Menşei Habeşistan olan kahve XVI. yüzyılın ortalarından itibaren Osmanlı topraklarına girmeye başlamış ve zamanla Türk kültür tarihinde önemli bir yer edinmiştir. Kahve ile birlikte İstanbul'da sosyal ve siyasal işlevlere sahip kamusal mekânlar olan kahvehaneler de ortaya çıkmıştır. Başlangıçta kahve tüketmek için gelinen bu kahvehaneler zamanla sosyal hayatın bir parçası olmuş ve fikrî edebî ve siyasi sohbetlerin yapıldığı mekânlar haline gelmiştir.
XVI. yüzyılda kahvehanelerin ve kahve tüketiminin hızla artması ulema arasında kahvenin caiz olup olmadığına dair tartışmaların yapılmasına sebep olmuştur. Öyle ki zaman zaman iktidar tarafından kahve içmek ve kahvehane isletmek yasaklanmıştır.
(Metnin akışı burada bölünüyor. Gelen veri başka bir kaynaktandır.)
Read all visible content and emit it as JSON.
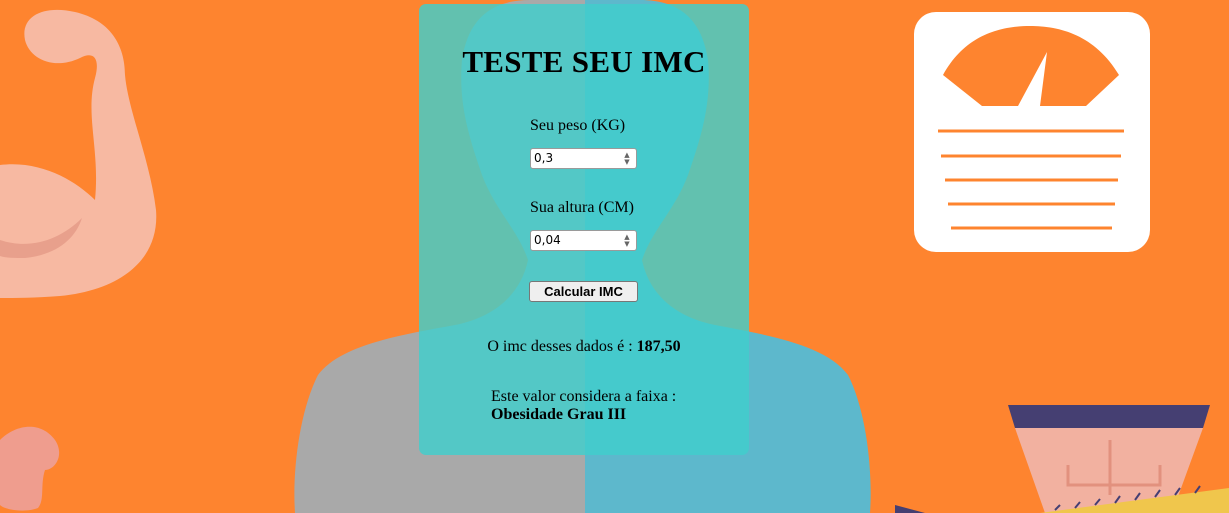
{
  "colors": {
    "background": "#fe842f",
    "card": "#40cecc",
    "scale_card": "#ffffff",
    "scale_accent": "#fe842f"
  },
  "form": {
    "title": "TESTE SEU IMC",
    "weight_label": "Seu peso (KG)",
    "weight_value": "0,3",
    "height_label": "Sua altura (CM)",
    "height_value": "0,04",
    "calculate_label": "Calcular IMC"
  },
  "result": {
    "text": "O imc desses dados é : ",
    "value": "187,50",
    "range_text": "Este valor considera a faixa :",
    "range_value": "Obesidade Grau III"
  },
  "icons": {
    "spinner_up": "▲",
    "spinner_down": "▼",
    "decor": [
      "flexed-arm-icon",
      "person-silhouette-icon",
      "bathroom-scale-icon",
      "waist-measuring-tape-icon"
    ]
  }
}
Gündelik hayatta sıkça tartışılan kahve sosyal hayatla bağlantılı olan divan şiirinde farklı şekillerde ele alınmış; kahve ile şarap mukayese edilmeye başlanmıştır. Kimi divan sairi kahveyi kimi şarabı savunur olmuştur. Münâzara-i Kahve vü Bâde gerek ulema arasında gerek iktidar cephesinde gerekse edebî ortamda kahve ve şarap ile ilgili ciddi münakasaların
yapıldığı bir dönemde kaleme alınmış orijinal bir eserdir.